Senti o casco grosso abrindo-se tal como a porta do desespero de minhas torturas, escancarando lustrosas e transparentes asas. Refletindo a luz em profusão de cores. Elas movimentaram-se em velocidade célere, elevando-me cada vez mais alto, dando-me a direção no qual seguir.
E fui em frente.
Voei o mais rápido que pude, e agora estou aqui, sentindo os ventos solares causticando a pele, queimando meus olhos… a asa direita já se perdeu pela metade, e sinto o corpo vacilar em momentos cada vez mais frequentes. O vácuo é calmo, vazio e acalentador. Limpou todas as impurezas que se alojavam em meu ser, livrando-me do peso de ser quem não era. A morte é a troca pelos serviços prestados, mas isso não importa. Que tire tudo de mim, mas também leve a doença que me toma.

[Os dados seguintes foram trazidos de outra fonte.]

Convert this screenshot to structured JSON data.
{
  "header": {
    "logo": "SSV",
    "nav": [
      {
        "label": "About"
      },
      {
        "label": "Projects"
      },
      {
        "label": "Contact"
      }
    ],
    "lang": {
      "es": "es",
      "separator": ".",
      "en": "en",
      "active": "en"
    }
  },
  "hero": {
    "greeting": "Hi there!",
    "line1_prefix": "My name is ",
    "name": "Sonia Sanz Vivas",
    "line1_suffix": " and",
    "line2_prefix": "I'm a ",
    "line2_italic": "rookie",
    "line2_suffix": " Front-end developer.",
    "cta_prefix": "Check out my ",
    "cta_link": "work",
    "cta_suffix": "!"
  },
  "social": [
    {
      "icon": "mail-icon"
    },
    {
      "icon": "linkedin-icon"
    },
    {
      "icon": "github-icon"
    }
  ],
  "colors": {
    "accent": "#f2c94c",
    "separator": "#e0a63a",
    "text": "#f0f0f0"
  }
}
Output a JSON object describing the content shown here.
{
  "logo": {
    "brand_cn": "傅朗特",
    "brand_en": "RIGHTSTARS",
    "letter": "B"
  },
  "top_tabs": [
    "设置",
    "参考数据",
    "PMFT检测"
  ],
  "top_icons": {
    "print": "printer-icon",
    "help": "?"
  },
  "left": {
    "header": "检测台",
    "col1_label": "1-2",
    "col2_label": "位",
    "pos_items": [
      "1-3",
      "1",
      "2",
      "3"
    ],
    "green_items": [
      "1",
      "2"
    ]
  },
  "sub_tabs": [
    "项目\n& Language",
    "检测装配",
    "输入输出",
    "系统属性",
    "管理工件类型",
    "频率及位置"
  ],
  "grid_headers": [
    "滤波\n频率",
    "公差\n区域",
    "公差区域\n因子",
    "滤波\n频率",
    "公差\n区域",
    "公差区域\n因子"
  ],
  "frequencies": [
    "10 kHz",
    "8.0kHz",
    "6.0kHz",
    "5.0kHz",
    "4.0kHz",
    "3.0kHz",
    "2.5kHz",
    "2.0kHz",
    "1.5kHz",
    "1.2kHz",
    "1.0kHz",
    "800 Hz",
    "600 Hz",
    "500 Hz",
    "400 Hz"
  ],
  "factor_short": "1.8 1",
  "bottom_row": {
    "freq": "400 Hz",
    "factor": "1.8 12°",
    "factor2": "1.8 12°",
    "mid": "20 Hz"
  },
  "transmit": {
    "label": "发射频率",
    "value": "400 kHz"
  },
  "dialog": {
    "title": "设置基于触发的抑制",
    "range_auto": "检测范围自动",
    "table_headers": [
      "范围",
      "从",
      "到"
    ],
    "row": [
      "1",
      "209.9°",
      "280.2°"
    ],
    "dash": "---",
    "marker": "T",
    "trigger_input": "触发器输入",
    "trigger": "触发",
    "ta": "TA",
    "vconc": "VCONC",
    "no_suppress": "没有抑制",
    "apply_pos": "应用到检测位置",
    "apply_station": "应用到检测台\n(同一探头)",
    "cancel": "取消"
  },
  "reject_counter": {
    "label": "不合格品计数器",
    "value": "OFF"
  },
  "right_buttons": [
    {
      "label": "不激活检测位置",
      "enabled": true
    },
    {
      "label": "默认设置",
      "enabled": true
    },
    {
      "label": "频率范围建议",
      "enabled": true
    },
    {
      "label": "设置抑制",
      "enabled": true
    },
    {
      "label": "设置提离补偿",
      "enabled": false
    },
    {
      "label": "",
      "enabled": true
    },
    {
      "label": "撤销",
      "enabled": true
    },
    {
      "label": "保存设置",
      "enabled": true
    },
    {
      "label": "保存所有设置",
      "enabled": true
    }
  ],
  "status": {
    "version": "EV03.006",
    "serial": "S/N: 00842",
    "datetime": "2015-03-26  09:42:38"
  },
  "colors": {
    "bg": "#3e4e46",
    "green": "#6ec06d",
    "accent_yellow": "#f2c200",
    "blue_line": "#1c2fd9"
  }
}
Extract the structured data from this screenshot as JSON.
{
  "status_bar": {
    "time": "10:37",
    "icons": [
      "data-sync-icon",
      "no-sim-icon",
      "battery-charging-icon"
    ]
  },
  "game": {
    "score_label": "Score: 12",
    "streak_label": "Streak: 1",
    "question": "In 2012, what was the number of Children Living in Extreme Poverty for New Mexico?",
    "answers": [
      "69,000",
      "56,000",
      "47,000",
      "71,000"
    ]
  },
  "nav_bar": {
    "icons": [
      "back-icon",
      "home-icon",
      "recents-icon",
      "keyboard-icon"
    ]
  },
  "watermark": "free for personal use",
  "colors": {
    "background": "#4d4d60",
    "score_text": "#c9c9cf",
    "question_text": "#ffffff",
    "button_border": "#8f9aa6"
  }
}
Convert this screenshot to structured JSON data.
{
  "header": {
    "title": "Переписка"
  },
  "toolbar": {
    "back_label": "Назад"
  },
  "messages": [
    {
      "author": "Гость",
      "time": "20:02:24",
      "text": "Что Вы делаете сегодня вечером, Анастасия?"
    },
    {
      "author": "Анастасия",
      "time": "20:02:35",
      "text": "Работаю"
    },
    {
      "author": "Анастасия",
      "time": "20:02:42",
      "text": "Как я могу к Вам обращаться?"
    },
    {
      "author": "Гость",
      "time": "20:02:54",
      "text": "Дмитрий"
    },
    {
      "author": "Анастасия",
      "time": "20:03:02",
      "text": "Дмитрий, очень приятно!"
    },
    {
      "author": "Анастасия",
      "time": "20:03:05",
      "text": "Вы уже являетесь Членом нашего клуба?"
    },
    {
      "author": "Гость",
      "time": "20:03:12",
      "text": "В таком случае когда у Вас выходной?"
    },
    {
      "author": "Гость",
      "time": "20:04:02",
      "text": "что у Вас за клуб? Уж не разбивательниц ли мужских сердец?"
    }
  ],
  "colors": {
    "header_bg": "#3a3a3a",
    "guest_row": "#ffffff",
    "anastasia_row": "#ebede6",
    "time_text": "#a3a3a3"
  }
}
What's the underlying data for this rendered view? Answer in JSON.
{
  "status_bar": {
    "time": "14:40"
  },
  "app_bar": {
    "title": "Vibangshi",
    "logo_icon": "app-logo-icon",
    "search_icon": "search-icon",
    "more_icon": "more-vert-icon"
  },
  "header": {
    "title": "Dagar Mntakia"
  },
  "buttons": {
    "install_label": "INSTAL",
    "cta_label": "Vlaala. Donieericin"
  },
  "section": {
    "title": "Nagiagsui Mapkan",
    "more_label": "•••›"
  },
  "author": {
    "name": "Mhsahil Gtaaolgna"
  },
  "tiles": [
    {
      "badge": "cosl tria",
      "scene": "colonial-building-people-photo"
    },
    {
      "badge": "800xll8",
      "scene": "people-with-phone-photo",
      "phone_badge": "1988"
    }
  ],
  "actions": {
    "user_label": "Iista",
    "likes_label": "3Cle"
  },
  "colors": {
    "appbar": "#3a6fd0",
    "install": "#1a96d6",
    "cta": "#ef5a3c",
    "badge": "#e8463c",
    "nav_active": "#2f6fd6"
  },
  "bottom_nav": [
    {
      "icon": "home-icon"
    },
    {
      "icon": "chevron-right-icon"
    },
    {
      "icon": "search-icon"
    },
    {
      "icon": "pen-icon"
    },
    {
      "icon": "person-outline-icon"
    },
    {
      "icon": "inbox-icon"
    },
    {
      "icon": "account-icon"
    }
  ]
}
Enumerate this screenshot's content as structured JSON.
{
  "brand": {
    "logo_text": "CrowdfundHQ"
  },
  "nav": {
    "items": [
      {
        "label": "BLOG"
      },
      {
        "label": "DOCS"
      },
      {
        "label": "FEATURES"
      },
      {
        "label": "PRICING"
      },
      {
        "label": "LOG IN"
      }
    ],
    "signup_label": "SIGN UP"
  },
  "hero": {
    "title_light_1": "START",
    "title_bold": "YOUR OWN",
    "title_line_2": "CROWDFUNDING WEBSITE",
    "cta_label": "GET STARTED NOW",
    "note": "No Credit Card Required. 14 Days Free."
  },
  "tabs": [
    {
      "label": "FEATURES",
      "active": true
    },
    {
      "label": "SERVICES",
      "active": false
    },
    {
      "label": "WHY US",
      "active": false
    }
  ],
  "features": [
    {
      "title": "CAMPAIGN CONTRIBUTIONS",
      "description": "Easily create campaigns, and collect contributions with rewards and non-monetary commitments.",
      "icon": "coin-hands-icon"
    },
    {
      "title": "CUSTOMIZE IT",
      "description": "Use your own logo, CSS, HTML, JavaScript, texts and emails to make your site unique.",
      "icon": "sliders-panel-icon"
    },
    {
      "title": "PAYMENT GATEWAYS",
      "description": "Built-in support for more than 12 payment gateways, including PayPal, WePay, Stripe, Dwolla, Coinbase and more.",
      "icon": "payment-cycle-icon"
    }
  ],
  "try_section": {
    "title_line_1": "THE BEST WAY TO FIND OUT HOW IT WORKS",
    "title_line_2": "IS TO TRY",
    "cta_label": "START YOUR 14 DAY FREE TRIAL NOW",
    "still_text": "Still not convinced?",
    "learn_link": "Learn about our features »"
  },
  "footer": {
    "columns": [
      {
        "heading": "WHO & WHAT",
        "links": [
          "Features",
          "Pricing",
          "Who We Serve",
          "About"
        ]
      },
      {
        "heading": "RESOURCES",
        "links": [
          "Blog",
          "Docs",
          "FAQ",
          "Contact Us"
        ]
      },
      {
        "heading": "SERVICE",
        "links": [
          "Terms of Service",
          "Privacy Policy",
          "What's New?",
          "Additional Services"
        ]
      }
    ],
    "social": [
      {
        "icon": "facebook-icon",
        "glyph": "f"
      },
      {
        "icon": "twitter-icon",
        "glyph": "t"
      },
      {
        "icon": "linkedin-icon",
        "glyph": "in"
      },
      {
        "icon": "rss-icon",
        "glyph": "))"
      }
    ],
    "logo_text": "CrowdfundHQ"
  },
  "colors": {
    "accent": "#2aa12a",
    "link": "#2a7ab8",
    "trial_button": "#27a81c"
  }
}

Olho para o brilho a minha frente, e isso me entorpece. Depois de uma vida inteira banhado em luzes fluorescentes, agora posso ver o sol por uma primeira e última vez. É terrível, mas belo. Revigora, repara e reconstrói. Dentro das sabedorias que tive em minha viagem transcendente, uma das humanas é que me define neste momento.
Vou em direção à morte, com certeza de que o fim é realmente o fim. Mas nada disso importa, pois tudo o que a paz do término me dará, é muito mais do que já tive. Por isso eu voo, sem pressa para chegar, hipnotizado por um sonho tangível, como uma mariposa em direção ao fogo.
Enfim livre, e em chamas…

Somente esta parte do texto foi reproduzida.